Our increased understanding of genetics has also allowed for increased understanding of monogenic IBD. For example, in Japan, a targeted sequence panel for 20 genes associated with monogenic IBD has been approved [6]. An expanded panel including the 60 currently identified genes associated with monogenic IBD could improve the diagnostic strategies currently available for very early onset IBD and identify patients that may benefit from hematopoietic stem cell transplantation or other, more targeted therapies, early on [6].

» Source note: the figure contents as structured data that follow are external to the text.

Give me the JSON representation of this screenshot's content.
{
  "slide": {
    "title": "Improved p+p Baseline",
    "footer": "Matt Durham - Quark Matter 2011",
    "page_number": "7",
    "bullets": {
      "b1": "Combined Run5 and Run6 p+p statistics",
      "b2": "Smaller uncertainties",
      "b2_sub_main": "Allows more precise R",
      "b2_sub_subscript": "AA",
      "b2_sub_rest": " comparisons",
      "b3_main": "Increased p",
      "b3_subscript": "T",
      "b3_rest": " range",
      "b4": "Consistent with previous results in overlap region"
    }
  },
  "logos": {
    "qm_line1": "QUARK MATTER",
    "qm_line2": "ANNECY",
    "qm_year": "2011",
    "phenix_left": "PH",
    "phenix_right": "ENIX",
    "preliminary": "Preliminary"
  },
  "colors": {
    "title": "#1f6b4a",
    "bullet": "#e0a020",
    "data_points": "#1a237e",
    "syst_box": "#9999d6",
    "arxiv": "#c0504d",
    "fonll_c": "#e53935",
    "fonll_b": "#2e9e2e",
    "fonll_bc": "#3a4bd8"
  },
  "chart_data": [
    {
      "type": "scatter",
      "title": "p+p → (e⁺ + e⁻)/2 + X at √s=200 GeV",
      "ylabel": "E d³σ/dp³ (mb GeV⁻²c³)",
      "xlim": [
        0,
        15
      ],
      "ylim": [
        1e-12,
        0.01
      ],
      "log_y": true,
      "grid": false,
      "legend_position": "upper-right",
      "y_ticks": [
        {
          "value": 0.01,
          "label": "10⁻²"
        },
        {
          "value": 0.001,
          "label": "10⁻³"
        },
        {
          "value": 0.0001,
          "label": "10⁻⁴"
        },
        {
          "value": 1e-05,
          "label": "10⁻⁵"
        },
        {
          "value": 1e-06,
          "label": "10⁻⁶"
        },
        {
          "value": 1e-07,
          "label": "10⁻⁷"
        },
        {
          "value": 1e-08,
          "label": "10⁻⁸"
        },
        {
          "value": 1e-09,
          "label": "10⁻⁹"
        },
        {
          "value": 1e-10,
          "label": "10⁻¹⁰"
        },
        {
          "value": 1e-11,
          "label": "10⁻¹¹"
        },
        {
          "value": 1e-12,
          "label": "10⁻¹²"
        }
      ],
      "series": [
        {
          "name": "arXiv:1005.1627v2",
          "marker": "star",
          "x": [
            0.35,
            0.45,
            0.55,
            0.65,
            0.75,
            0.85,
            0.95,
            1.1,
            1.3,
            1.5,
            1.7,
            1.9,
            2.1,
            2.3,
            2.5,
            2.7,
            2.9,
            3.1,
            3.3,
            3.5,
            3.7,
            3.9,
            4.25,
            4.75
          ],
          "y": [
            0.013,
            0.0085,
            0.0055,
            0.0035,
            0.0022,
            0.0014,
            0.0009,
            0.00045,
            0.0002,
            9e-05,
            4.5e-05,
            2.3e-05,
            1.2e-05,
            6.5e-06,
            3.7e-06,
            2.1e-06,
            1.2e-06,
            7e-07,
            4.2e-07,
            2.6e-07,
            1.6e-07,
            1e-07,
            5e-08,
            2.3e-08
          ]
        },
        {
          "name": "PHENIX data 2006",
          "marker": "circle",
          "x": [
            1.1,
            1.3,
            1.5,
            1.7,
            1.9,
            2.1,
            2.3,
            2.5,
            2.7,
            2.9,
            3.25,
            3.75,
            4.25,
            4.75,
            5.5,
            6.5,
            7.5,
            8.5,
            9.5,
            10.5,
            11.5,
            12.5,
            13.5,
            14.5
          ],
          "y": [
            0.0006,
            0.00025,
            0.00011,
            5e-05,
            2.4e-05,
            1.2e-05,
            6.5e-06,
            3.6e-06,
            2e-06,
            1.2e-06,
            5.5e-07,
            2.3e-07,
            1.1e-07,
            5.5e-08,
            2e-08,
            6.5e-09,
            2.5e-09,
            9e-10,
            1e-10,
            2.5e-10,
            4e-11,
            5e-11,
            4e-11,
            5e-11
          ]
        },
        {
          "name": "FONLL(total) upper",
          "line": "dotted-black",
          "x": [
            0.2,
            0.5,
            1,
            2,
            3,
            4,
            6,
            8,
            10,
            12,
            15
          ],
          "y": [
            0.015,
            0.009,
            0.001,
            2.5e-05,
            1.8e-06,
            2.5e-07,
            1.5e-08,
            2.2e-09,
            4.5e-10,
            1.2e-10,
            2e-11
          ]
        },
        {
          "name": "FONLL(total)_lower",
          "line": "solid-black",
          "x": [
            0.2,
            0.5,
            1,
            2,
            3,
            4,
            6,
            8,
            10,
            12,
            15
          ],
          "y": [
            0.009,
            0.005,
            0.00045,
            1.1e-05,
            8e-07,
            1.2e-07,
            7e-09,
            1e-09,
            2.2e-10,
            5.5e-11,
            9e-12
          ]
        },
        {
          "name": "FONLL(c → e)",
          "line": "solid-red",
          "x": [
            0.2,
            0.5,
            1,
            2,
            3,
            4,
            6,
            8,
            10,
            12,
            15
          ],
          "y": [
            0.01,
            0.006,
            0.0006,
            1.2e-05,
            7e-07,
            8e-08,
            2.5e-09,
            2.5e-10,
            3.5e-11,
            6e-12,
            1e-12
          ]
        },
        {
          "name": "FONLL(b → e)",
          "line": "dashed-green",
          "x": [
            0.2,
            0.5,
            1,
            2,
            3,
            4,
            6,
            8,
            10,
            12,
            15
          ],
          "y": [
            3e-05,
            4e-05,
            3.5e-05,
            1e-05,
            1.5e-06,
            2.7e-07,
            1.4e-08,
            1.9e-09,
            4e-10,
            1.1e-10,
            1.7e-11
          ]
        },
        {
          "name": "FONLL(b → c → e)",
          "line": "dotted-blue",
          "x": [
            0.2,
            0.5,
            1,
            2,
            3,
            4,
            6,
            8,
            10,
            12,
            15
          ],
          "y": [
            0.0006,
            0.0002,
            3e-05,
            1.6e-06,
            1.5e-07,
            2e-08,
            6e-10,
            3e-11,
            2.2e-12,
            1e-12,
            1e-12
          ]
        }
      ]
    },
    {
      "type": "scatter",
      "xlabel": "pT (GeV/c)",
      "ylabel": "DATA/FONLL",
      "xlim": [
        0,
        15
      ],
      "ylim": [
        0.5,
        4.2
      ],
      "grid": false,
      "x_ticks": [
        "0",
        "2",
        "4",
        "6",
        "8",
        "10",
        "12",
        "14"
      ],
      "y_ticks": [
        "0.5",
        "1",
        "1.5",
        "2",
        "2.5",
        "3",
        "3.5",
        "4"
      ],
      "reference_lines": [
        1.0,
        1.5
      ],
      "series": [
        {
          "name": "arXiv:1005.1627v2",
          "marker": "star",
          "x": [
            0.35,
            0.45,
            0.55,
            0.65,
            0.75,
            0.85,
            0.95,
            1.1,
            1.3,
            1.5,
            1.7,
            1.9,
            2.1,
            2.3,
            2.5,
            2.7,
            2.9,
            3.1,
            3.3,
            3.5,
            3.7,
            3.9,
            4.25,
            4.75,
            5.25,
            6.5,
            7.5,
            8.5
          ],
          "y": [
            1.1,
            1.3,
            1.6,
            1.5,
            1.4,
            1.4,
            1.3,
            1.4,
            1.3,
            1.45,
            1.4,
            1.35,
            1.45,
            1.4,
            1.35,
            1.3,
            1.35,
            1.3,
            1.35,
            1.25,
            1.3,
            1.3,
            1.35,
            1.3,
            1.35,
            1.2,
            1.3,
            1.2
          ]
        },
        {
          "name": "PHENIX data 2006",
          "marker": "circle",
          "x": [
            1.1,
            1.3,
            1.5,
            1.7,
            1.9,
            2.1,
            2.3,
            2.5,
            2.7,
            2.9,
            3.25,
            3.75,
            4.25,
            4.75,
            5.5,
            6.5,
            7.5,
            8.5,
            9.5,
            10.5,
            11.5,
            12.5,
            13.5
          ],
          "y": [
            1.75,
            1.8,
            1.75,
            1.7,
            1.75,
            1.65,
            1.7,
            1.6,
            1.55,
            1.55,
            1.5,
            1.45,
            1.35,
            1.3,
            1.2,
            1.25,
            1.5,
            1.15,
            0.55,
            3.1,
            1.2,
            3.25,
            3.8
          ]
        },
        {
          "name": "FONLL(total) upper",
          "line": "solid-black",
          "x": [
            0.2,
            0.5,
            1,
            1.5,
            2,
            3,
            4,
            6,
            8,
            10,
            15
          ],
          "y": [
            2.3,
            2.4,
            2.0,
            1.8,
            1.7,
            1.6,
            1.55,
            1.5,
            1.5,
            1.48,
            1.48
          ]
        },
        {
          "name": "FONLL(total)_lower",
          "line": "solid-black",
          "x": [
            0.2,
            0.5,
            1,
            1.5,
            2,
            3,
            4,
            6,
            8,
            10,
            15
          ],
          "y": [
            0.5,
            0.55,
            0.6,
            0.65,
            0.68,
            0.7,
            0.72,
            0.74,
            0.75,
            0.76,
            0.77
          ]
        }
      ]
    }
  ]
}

Lastly, the use of ultrasound in IBD is becoming more common. Ultrasound is widely available, non-invasive, inexpensive, and has been shown to be effective identifying abscesses, fistulas, stenosis and obstructions [21]. It is also able to characterize the extent of inflammation by measuring the bowel wall thickness, locating the disease, and identifying involvement of the mesentery [21]. The use of ultrasound in the evaluation of pediatric IBD appears to be effective and would save significant time and money, as well as decrease the exposure of children to invasive procedures and radiation. Its use is likely to become more common as point of care ultrasound gains increasing popularity.

Conflict of Interests

All authors have read and approved the final version of the manuscript. The authors have no conflicts of interest to declare.